Literature DB >> 17500476

Detection of coronary calcifications from computed tomography scans for automated risk assessment of coronary artery disease.

Ivana Isgum1, Annemarieke Rutten, Mathias Prokop, Bram van Ginneken.   

Abstract

A fully automated method for coronary calcification detection from non-contrast-enhanced, ECG-gated multi-slice computed tomography (CT) data is presented. Candidates for coronary calcifications are extracted by thresholding and component labeling. These candidates include coronary calcifications, calcifications in the aorta and in the heart, and other high-density structures such as noise and bone. A dedicated set of 64 features is calculated for each candidate object. They characterize the object's spatial position relative to the heart and the aorta, for which an automatic segmentation scheme was developed, its size and shape, and its appearance, which is described by a set of approximated Gaussian derivatives for which an efficient computational scheme is presented. Three classification strategies were designed. The first one tested direct classification without feature selection.
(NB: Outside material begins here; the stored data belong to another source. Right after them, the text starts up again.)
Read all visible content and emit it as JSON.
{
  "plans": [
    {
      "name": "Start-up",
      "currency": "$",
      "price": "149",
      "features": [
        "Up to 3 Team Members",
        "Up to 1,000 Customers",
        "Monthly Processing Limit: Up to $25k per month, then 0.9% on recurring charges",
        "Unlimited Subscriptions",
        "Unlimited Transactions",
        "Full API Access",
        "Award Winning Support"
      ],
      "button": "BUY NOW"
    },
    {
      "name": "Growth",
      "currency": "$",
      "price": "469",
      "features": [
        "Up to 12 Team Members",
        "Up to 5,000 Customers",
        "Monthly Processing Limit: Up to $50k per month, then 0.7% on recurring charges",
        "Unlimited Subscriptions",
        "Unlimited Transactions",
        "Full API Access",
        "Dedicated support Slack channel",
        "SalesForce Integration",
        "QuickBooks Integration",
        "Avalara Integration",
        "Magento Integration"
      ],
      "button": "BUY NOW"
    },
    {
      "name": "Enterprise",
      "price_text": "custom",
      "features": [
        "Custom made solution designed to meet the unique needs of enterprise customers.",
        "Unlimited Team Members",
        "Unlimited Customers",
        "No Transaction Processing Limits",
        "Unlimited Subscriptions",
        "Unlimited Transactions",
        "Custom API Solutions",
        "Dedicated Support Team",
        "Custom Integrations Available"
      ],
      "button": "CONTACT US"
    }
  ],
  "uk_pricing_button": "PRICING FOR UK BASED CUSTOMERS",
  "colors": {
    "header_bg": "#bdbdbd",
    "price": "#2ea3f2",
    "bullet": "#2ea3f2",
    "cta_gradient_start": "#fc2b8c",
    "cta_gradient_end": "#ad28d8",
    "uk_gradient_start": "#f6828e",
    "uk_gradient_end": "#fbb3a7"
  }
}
The second approach also utilized direct classification, but with feature selection. Finally, the third scheme employed two-stage classification. In a computationally inexpensive first stage, the most easily recognizable false positives were discarded. The second stage discriminated between more difficult to separate coronary calcium and other candidates. Performance of linear, quadratic, nearest neighbor, and support vector machine classifiers was compared. The method was tested on 76 scans containing 275 calcifications in the coronary arteries and 335 calcifications in the heart and aorta. The best performance was obtained employing a two-stage classification system with a k-nearest neighbor (k-NN) classifier and a feature selection scheme. The method detected 73.8% of coronary calcifications at the expense of on average 0.1 false positives per scan. A calcium score was computed for each scan and subjects were assigned one of four risk categories based on this score. The method assigned the correct risk category to 93.4% of all scans.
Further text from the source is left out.